Maintenant, le cadavre avait été rongé jusqu'au squelette par les zombies.
C'était aussi sa confiance pour oser attaquer le train après avoir appris que l'autre était un évolué.
La fine pluie de l'aube, enveloppée de vapeur d'eau chaude et humide, frappait leurs corps. Dans la boue, plusieurs ombres noires se mouvaient, tantôt profondes, tantôt superficielles.
Finalement, ils approchèrent.
L'uniforme de sécurité de l'Œil Tombant était trempé par la pluie, collant gluamment à son dos.

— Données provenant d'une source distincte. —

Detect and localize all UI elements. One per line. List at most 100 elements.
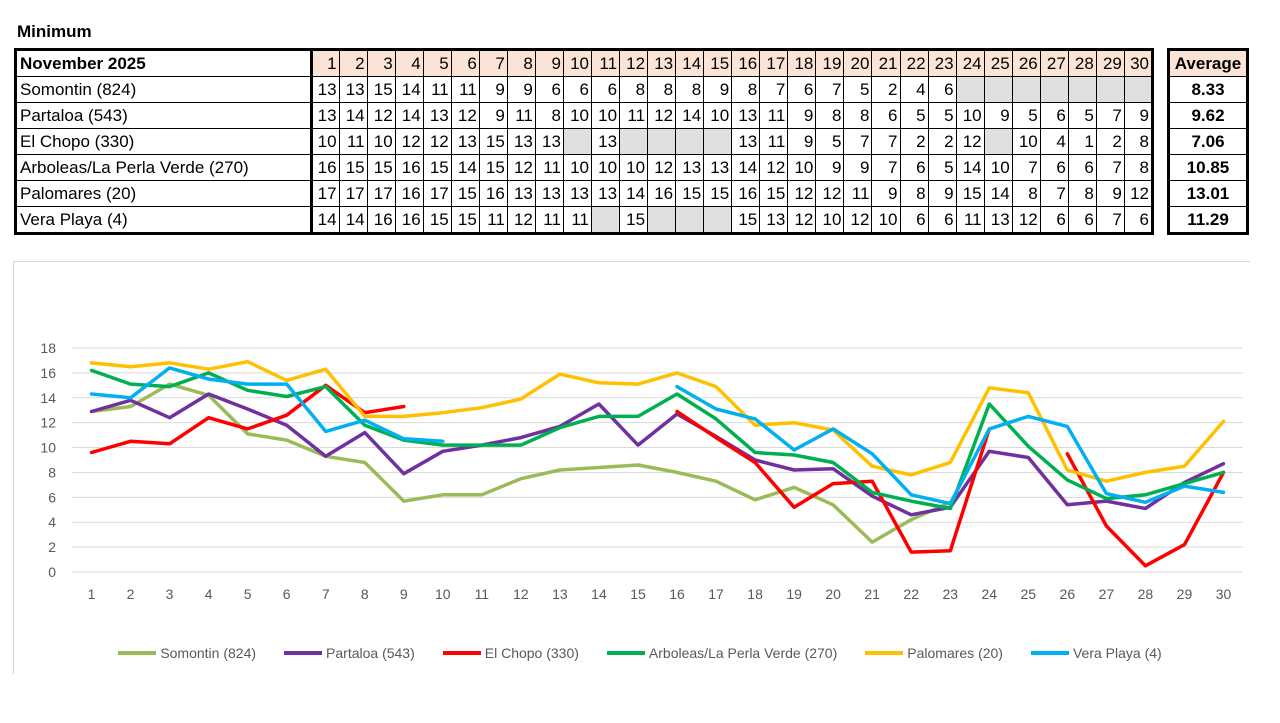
x-tick-label: 29 [1177, 586, 1193, 602]
series-line-3 [1065, 452, 1226, 568]
table-cell: 15 [955, 180, 985, 207]
table-cell: 16 [394, 206, 424, 234]
table-row: El Chopo (330) 10 11 10 12 12 13 15 13 13 13 13 11 9 5… [15, 128, 1154, 155]
x-tick-label: 1 [88, 586, 96, 602]
legend-item: Somontin (824) [118, 645, 256, 661]
table-row: Partaloa (543) 13 14 12 14 13 12 9 11 8 10 10 11 12 14… [15, 102, 1154, 129]
table-cell: 9 [478, 76, 508, 103]
table-cell: 6 [1067, 206, 1097, 234]
day-header: 8 [506, 49, 536, 77]
table-cell: 15 [675, 180, 705, 207]
minimum-temperature-table: November 2025 1 2 3 4 5 6 7 8 9 10 11 12 13 14 15 16 17 18… [14, 48, 1154, 235]
table-cell: 6 [927, 76, 957, 103]
table-cell: 13 [590, 128, 621, 155]
table-cell: 13 [675, 154, 705, 181]
legend-label: El Chopo (330) [484, 645, 579, 661]
table-cell-empty [983, 76, 1013, 103]
x-tick-label: 7 [322, 586, 330, 602]
y-tick-label: 10 [40, 440, 56, 456]
day-header: 18 [787, 49, 817, 77]
average-value: 11.29 [1168, 206, 1248, 234]
table-cell: 12 [787, 206, 817, 234]
average-value: 9.62 [1168, 102, 1248, 129]
chart-legend: Somontin (824) Partaloa (543) El Chopo (33… [0, 645, 1280, 661]
table-cell: 10 [562, 102, 592, 129]
table-cell: 5 [1067, 102, 1097, 129]
y-tick-label: 0 [48, 564, 56, 580]
x-tick-label: 18 [747, 586, 763, 602]
table-cell: 5 [815, 128, 845, 155]
page-title: Minimum [17, 22, 92, 41]
series-line-1 [89, 382, 953, 544]
table-cell: 9 [506, 76, 536, 103]
table-cell: 6 [1039, 206, 1069, 234]
day-header: 28 [1067, 49, 1097, 77]
table-cell: 14 [955, 154, 985, 181]
table-cell: 13 [534, 180, 564, 207]
x-tick-label: 6 [283, 586, 291, 602]
legend-line-icon [118, 651, 157, 655]
y-tick-label: 14 [40, 390, 56, 406]
day-header: 13 [647, 49, 677, 77]
series-line-4 [89, 368, 1226, 511]
table-cell: 13 [450, 128, 480, 155]
legend-line-icon [1030, 651, 1069, 655]
table-cell: 10 [310, 128, 340, 155]
day-header: 7 [478, 49, 508, 77]
table-cell: 15 [478, 154, 508, 181]
table-cell: 12 [843, 206, 873, 234]
table-cell: 16 [366, 206, 396, 234]
table-cell: 6 [590, 76, 621, 103]
day-header: 12 [619, 49, 649, 77]
table-cell: 15 [450, 180, 480, 207]
table-cell-empty [590, 206, 621, 234]
table-cell: 11 [843, 180, 873, 207]
y-tick-label: 2 [48, 539, 56, 555]
table-cell: 13 [759, 206, 789, 234]
table-cell-empty [703, 206, 733, 234]
table-cell-empty [647, 128, 677, 155]
table-cell: 10 [590, 102, 621, 129]
table-cell: 9 [478, 102, 508, 129]
day-header: 6 [450, 49, 480, 77]
x-tick-label: 16 [669, 586, 685, 602]
table-cell: 17 [338, 180, 368, 207]
table-cell: 2 [927, 128, 957, 155]
table-cell: 6 [1067, 154, 1097, 181]
table-cell: 12 [647, 102, 677, 129]
legend-label: Palomares (20) [907, 645, 1003, 661]
station-name: Somontin (824) [15, 76, 313, 103]
table-cell-empty [1095, 76, 1125, 103]
x-tick-label: 24 [981, 586, 997, 602]
table-cell: 16 [310, 154, 340, 181]
table-cell: 12 [1123, 180, 1154, 207]
table-cell: 10 [562, 154, 592, 181]
y-tick-label: 8 [48, 464, 56, 480]
station-name: Palomares (20) [15, 180, 313, 207]
table-cell: 4 [1039, 128, 1069, 155]
legend-line-icon [606, 651, 645, 655]
legend-item: Arboleas/La Perla Verde (270) [606, 645, 837, 661]
x-tick-label: 13 [552, 586, 568, 602]
legend-item: Vera Playa (4) [1030, 645, 1162, 661]
legend-item: Partaloa (543) [284, 645, 415, 661]
legend-item: Palomares (20) [865, 645, 1003, 661]
table-cell: 5 [843, 76, 873, 103]
x-tick-label: 11 [475, 586, 490, 602]
table-cell: 12 [787, 180, 817, 207]
day-header: 17 [759, 49, 789, 77]
table-cell: 15 [478, 128, 508, 155]
day-header: 16 [731, 49, 761, 77]
table-cell-empty [1067, 76, 1097, 103]
table-cell: 15 [422, 154, 452, 181]
legend-label: Somontin (824) [160, 645, 257, 661]
table-cell-empty [562, 128, 592, 155]
legend-label: Partaloa (543) [326, 645, 415, 661]
x-tick-label: 30 [1216, 586, 1232, 602]
table-cell: 8 [619, 76, 649, 103]
table-cell: 6 [927, 206, 957, 234]
table-cell: 14 [310, 206, 340, 234]
average-value: 8.33 [1168, 76, 1248, 103]
table-cell: 15 [422, 206, 452, 234]
table-cell: 11 [478, 206, 508, 234]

Il s'essuya le visage et regarda le train forgé dans l'acier, ses yeux emplis d'avidité.
« Juste cette voiture ! » Frère Chien baissa la voix et désigna la voiture 3. Le verrou mécanique de la porte brillait froidement sous la pluie.
« Ne vous trompez pas. »
« On observe depuis longtemps. Ce Su habite dans cette voiture. Tant qu'on l'élimine, les femmes restantes et l'infirme sont à notre merci ! »
L'Œil Tombant railla intérieurement Frère Chien pour sa lâcheté. Dans l'apocalypse, il ne manquait de rien sauf de femmes — il y en avait plein.
Au début, ils échangeaient encore de la nourriture contre elles.
Plus tard, ils n'échangeaient même plus. Ils volaient simplement celles qui leur plaisaient.
« Tant qu'on récupère le train, ces femmes sont toutes à toi, Vieux San ! »
Vieux San, qui crochetait la serrure, mit le pied dans une flaque en s'approchant, faisant un bruit d'éclaboussure, et fut fusillé du regard par l'Œil Tombant.
Vieux San tressaillit en sortant sa trousse d'outils, la lampe torche dans la bouche, le faisceau balayant le trou de serrure. Il se détendit intérieurement.
« Serrure mécanique à l'ancienne. Si c'était électronique, je serais vraiment à court d'astuces. »
L'Œil Tombant frémit d'excitation du nez, ses yeux montrant une lueur vicieuse. « Alors dépêche-toi. Une fois dedans, les frères, on va bien manger. »
Tous s'amassèrent avec excitation près du train. Ceux près de la fenêtre s'accroupirent même.
Regardant avec excitation les petits outils dans les mains de Vieux San.
Vieux San ne fit pas de bruit, travaillant en silence.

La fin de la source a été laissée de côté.